Потом он поднялся, подошел к Званцову и неожиданно спросил тихим
голосом:
- А ты немецкий знаешь?
- Нет, - сказал Званцов.
- А польский?
- Тоже нет.
Званцов действительно не знал никаких иностранных языков. Вернее, он
учил когда-то в школе немецкий, но от всего этого обучения у него в голове
осталось только <их хабе, ду хаст...> и еще немецкое слово <печка> - офт,
относительно которого он не был даже уверен, что это именно <печка>, и
которое могло быть немецким словом <часто>.
Удубченко миг смотрел на Званцова с каким-то ожиданием, потом сказал:
<Ладно>, - и вышел из КП.
Все это было подозрительно. Это даже могло звучать как пароль:
<Знаешь ли ты немецкий язык?> - <Нет>. - <А польский?>
Но в то же время Званцов понимал, что не может сейчас ничего сделать.
Терзаясь сомнениями, Званцов свернул козью ножку, высек кресалом
огонь, прикурил от фитилька, отчего верхний слой махорки стал распухать,
затрещал и запрыгал в стороны маленькими искорками, накинул на плечи
шинель и вышел на улицу.
Дурацкий и подлый сон! Чтобы он, Званцов, вытягивался перед собакой
Гитлером! Да он бы разорвал его пополам, доведись оказаться рядом, и оба
куска этой твари затоптал бы в землю. В землю своими кирзовыми сапогами, а
потом бы еще пошел и потребовал у ротного старшины, чтобы тот выдал другие
сапоги, а те, первые, сам выкинул бы.
- ...! ... ... ...!!!
Званцов затянулся козьей ножкой, помотал головой, вытряхивая сон, и
огляделся.
Стояла душистая, бархатная, мягкая украинская ночь. Пахло яблоневым
цветом и жасмином. Но деревня, залитая синеватым фосфоресцирующим светом
луны, была уродлива и безобразна.
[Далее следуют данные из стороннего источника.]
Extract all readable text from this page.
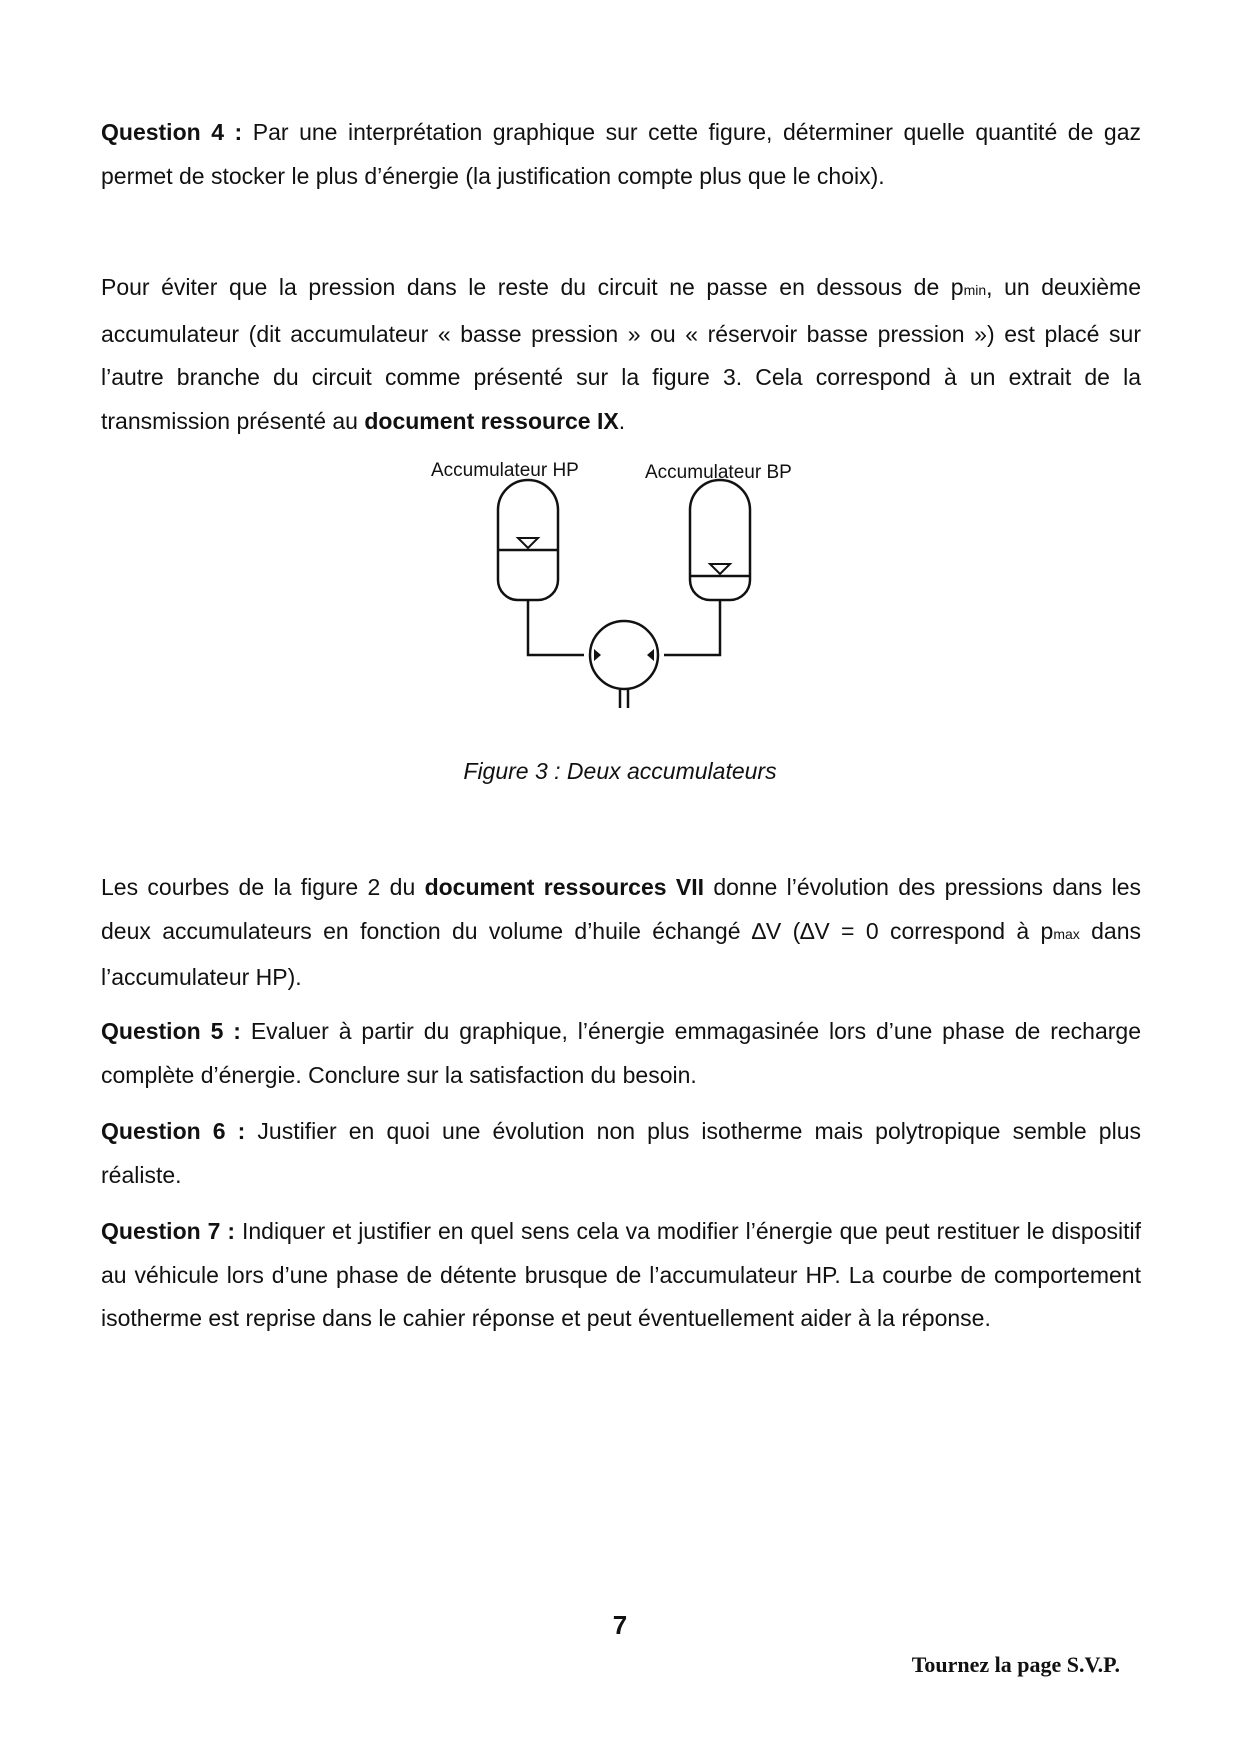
Question 4 : Par une interprétation graphique sur cette figure, déterminer quelle quantité de gaz permet de stocker le plus d’énergie (la justification compte plus que le choix).

Pour éviter que la pression dans le reste du circuit ne passe en dessous de pmin, un deuxième accumulateur (dit accumulateur « basse pression » ou « réservoir basse pression ») est placé sur l’autre branche du circuit comme présenté sur la figure 3. Cela correspond à un extrait de la transmission présenté au document ressource IX.

Accumulateur HP	Accumulateur BP
Figure 3 : Deux accumulateurs

Les courbes de la figure 2 du document ressources VII donne l’évolution des pressions dans les deux accumulateurs en fonction du volume d’huile échangé ∆V (∆V = 0 correspond à pmax dans l’accumulateur HP).

Question 5 : Evaluer à partir du graphique, l’énergie emmagasinée lors d’une phase de recharge complète d’énergie. Conclure sur la satisfaction du besoin.

Question 6 : Justifier en quoi une évolution non plus isotherme mais polytropique semble plus réaliste.

Question 7 : Indiquer et justifier en quel sens cela va modifier l’énergie que peut restituer le dispositif au véhicule lors d’une phase de détente brusque de l’accumulateur HP. La courbe de comportement isotherme est reprise dans le cahier réponse et peut éventuellement aider à la réponse.

7
Tournez la page S.V.P.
Дико и заброшенно торчали трубы
сожженных домов, тишина казалась кладбищенской, и повсюду - в темных
местах развалин, в овраге за садом, в дальнем леске за полем - притаились
угрозы.
Обстановка на фронте была скользкая, и Званцов знал, что за леском
уже может накапливаться фашистская пехота, что вражеский лазутчик,
возможно, смотрит на него в этот миг из-за полусгнившей прошлогодней
скирды на поле.
А главное, было неясно, в какой стороне противник, в какой свои и
куда роте нужно повернуться лицом, чтобы ей не ударили в спину.